Staff at the Kantonsspital Winterthur (KSW) have observed lower availability of all types of medtech, which can be problematic if special devices are affected. So far, the hospital has been able to work around certain brand non-availability. However, should the current trend continue, KSW fears the shortfall could grow to 1,200 products in 2024, representing a potentially large health care problem.

Moreover, finding the right substitute products to use is a time-consuming task for KSW, which has hired extra staff to cope with the increased workload. Endoscopy systems importer and distributor Anklin (Reinach) has had to do likewise, adding staff resources to be able to source alternative products for timely delivery to customers. The situation has led to delays, the company said.

Delfosse expects that companies serving Switzerland could cut a further 15% of their product portfolio – on top of the 15% of products already lost to the market. “At some stage, it risks becoming dangerous,” he said, urging the authorities to react swiftly before the unfolding situation becomes irretrievable.

Earlier Access To Innovations

Allowing US FDA-approved products into Switzerland would give Swiss surgeons greater choice regarding substitution products that are not yet approved in Switzerland or the EU.

This would potentially grant Switzerland much earlier access to medtech innovations, given that EU approvals under the MDR are typically three to five years behind FDA approval; and that up to 50% of European companies are deciding to go to the US first to make their product launches, according to a MedTech Europe survey in summer 2022. (Also see "Extensive EU Medtech Regulatory Survey Reveals Scale Of MDR Hurdles And Where Problems Lie" - Medtech Insight, 18 Jul, 2022.)

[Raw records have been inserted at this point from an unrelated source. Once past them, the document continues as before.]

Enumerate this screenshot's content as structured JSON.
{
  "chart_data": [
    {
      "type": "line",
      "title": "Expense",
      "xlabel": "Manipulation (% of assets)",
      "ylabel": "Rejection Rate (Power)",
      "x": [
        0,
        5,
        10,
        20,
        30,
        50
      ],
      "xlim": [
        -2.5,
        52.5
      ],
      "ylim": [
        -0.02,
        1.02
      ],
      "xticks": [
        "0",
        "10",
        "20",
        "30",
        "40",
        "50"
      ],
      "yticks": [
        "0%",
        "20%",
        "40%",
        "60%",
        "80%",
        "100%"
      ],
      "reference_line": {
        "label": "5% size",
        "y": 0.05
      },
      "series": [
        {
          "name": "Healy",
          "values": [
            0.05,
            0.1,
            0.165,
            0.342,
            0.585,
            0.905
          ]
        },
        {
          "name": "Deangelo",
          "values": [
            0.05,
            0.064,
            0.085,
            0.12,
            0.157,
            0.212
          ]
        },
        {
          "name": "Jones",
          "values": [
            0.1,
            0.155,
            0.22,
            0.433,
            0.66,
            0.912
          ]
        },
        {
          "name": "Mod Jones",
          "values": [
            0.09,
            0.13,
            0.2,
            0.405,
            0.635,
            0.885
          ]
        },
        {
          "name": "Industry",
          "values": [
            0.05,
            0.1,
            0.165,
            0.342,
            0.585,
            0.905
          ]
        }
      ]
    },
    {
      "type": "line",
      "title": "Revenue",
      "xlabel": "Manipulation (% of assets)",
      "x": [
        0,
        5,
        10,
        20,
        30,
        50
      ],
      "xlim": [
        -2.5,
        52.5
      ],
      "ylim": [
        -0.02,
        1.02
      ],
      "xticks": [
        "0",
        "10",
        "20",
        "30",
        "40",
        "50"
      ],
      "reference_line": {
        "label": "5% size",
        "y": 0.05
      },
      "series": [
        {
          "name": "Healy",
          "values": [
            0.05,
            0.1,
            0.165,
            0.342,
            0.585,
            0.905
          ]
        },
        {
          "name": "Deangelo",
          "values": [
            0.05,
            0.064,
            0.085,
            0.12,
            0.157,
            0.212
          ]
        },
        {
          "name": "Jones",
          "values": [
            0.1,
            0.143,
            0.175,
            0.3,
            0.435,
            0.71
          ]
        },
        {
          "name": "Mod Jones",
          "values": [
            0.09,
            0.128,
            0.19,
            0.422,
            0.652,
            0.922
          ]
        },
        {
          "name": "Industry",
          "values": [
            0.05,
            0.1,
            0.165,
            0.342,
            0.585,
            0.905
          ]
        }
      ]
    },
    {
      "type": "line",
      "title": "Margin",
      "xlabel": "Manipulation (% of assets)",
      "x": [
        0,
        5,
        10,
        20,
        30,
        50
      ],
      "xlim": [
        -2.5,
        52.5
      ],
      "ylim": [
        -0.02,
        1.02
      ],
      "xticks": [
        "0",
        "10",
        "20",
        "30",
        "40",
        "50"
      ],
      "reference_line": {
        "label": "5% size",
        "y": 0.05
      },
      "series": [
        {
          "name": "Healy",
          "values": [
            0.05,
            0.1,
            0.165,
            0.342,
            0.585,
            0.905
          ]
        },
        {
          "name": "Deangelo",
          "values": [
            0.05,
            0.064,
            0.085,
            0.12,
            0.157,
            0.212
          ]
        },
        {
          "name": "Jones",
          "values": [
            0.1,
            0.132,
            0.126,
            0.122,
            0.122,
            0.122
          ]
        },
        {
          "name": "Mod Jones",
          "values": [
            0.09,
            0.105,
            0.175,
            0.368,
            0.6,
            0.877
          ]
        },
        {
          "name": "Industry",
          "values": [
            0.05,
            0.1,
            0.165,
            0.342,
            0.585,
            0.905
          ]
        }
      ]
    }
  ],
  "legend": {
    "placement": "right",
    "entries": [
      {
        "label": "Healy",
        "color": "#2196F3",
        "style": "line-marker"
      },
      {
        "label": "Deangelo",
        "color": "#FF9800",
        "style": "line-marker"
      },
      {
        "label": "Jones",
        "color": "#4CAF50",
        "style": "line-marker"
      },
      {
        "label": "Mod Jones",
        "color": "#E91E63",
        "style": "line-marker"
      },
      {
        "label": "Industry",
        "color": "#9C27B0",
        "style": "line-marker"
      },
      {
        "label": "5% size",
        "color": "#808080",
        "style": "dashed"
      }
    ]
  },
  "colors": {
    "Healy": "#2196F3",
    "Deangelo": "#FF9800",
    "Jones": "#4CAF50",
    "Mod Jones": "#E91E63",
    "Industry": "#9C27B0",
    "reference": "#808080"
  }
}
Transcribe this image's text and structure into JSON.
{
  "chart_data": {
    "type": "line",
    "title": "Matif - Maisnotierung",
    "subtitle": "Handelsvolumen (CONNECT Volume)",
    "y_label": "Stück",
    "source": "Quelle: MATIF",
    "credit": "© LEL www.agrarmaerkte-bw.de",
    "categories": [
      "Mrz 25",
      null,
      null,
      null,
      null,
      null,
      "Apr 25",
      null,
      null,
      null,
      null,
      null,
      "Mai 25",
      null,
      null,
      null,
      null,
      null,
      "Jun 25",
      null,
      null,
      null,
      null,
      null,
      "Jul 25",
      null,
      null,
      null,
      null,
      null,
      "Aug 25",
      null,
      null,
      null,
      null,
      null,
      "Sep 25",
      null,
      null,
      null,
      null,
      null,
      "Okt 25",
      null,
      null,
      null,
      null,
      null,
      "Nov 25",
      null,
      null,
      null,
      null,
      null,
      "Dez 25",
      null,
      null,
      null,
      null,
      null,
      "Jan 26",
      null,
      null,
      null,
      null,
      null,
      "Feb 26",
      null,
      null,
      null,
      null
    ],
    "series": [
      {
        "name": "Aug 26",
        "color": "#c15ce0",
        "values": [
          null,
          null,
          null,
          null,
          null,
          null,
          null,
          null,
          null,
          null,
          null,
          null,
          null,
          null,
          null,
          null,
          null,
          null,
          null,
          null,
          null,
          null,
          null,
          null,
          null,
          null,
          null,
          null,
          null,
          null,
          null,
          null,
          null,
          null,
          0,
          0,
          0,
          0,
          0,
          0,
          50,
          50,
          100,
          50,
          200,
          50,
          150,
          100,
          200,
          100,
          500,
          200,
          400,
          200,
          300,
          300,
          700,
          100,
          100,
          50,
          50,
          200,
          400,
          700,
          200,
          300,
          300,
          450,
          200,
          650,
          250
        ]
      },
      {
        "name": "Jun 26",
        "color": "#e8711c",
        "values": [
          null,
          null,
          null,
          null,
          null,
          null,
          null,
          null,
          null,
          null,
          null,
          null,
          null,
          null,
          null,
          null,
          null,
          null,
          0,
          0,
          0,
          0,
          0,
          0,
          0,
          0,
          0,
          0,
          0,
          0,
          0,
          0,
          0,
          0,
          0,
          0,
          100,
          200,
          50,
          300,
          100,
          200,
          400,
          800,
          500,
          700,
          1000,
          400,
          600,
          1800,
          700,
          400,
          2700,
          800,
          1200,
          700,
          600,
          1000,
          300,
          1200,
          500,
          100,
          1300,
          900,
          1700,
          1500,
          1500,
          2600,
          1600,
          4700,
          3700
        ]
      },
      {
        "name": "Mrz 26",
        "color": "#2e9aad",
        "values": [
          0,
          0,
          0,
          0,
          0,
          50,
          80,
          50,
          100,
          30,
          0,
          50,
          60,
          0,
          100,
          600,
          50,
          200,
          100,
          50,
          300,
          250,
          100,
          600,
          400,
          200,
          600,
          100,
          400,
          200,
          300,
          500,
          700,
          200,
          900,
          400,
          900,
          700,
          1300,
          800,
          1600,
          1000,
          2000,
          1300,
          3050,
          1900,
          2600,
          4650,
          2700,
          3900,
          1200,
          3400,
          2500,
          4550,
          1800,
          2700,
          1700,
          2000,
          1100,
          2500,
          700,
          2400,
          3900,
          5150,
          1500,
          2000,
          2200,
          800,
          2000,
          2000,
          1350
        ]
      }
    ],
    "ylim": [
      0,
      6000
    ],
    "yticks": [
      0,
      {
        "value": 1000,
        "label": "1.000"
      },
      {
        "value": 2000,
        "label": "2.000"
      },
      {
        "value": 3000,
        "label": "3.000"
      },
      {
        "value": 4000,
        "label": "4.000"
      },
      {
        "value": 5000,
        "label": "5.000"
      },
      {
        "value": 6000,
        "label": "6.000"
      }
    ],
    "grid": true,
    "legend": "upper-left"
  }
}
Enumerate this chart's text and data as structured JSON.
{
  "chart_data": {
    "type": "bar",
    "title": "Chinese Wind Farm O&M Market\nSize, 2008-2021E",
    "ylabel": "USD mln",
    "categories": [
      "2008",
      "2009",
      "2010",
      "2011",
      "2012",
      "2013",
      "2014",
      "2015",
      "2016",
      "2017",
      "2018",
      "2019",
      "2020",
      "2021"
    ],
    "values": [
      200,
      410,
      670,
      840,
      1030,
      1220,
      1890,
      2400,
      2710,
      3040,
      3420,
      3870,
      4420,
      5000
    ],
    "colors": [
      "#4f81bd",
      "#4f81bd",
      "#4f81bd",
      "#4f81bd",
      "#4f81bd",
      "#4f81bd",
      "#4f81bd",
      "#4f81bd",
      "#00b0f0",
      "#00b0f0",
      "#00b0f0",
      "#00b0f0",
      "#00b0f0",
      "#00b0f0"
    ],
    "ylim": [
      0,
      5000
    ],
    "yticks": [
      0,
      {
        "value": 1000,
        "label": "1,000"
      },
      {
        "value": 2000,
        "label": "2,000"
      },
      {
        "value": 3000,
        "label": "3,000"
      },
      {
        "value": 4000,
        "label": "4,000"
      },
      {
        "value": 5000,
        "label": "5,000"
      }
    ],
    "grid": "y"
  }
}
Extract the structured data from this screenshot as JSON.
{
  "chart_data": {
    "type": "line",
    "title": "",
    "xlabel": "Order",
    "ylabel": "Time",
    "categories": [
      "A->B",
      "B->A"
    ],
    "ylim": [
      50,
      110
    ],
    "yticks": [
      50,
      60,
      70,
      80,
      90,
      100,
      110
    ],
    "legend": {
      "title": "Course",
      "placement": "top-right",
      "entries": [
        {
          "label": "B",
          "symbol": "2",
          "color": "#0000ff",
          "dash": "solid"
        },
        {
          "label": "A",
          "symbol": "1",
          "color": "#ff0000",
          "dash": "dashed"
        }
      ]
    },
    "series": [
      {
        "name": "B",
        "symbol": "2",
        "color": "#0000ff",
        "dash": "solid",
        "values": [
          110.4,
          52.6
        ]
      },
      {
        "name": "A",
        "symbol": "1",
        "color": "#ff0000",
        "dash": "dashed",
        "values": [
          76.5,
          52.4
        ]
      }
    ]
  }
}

The US is more attractive not just because of the MDR’s elevated hurdles, but also because the FDA has followed industry’s needs very closely in developing software and artificial intelligence laws, says Swiss Medtech. The EU in contrast has built high hurdles into its draft AI regulation, and has not solicited industry’s input.

Renewed MRA Still Far Off

Switzerland’s US efforts do not negate the value of the EU, which is Switzerland’s biggest trade partner, an agreement with whom at some stage “is inevitable,” Delfosse said. For the time being, the state secretariat for economic affairs (seco) has been involved in several rounds of sounding-out talks in Brussels. Progress on renewing the Institutional Agreement, the medtech MRA and all the other bilateral agreements is moot.

The two blocs are said to be closing some of their gaps, but even under the best of outcomes, an agreement would not arise before summer 2024. The Swiss medical technology industry has been living without an MRA since May 2021 and sees no clear sign that the situation will change any time soon.

As other Swiss industry sectors such machinery and construction materials one by one are locked out of EU equivalency, the pressure for Switzerland to reach an agreement with the EU will mount. Medtech and research were the first two elements to be affected by MRA non-renewals.

Delfosse also fears loss of attractiveness of Switzerland as a European HQ base for non-European companies. Swiss Medtech recently started a project to highlight the value of the country as a medtech location. Medtech Standort Schweiz 2030 includes a set of 12 aims for the industry and wider sector to work on over the coming years.

Improving market access and driving product innovation are part of the project. “We cannot predict how 2030 will look, but we are preparing for all eventualities,” Delfosse said.